Where are the boundaries?
The question of demarcation is always important in the medical profession, he said. Zehnder has also been personally involved in the care of asylum-seeking refugees, for example when he made his own house available as accommodation after the closure of the transit center. Situations were particularly difficult when patients with severe health impairments were deported back abroad. Zehnder made it very clear how helplessly one as a treating physician sometimes has to watch people being passed around by the bureaucracy, “like hot potatoes.” This also affects people who urgently need security and continuity in order to have a real chance of survival.
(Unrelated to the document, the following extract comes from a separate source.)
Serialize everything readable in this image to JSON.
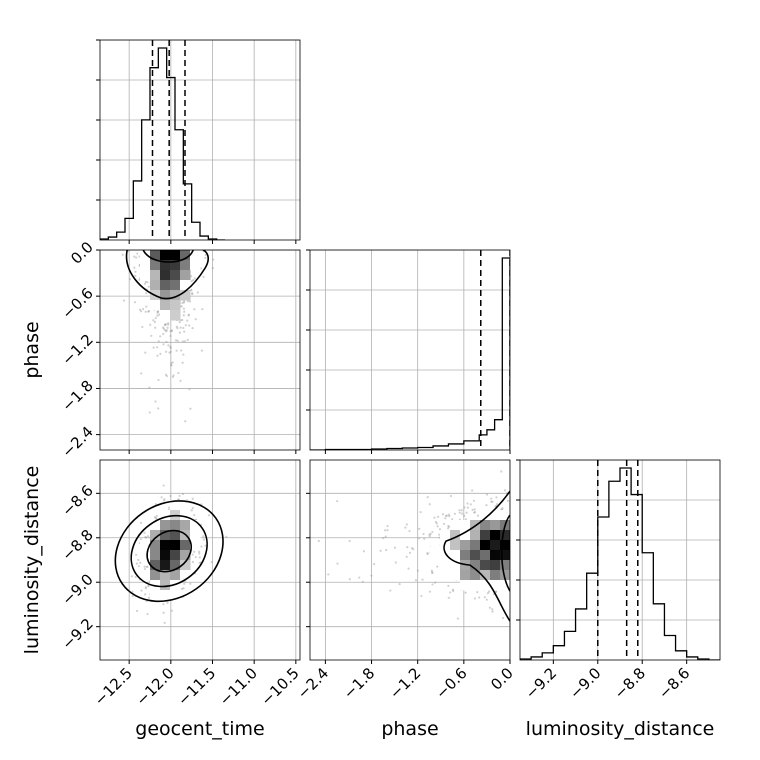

Zehnder explained that despite an outstanding commitment, boundaries must be consciously drawn. He does not take his patients into private. Family, friends, hobbies would have their place, among other things, in marking these boundaries.
The pediatrician Dr. med. Heidi Zinggler Furrer, Chur, addressed the balance between her roles as doctor, wife and mother in her very personal and also impressive presentation. She reflected on the term “care” with regard to patients, to her team, to her children, and to herself, and made it very clear: all relationships must be balanced, every area of life must be cared for. “Care” also includes self-care and sometimes, therefore, the ability to distance oneself.
The family doctor as helmsman
In his video message, Prof. Dr. med. Thierry Carrel, Bern, emphasized the special role of the family doctor as a long-term companion of patients. “Specialists tend to be passersby, whereas a primary care physician is often a better judge of what therapy fits a patient,” Carell said. Zehnder confirmed this role in a skeptical note on health centers becoming more popular with younger primary care physicians: For the “transient” patient, a health center is a viable solution, he said. Patients with longer-lasting treatments and complex settings, however, ran the risk of being literally “sucked up” – passed around – by healthcare institutions. “Such patients need the guidance of a central medical advisor, and that is the primary care physician,” Zehnder’s clear statement said.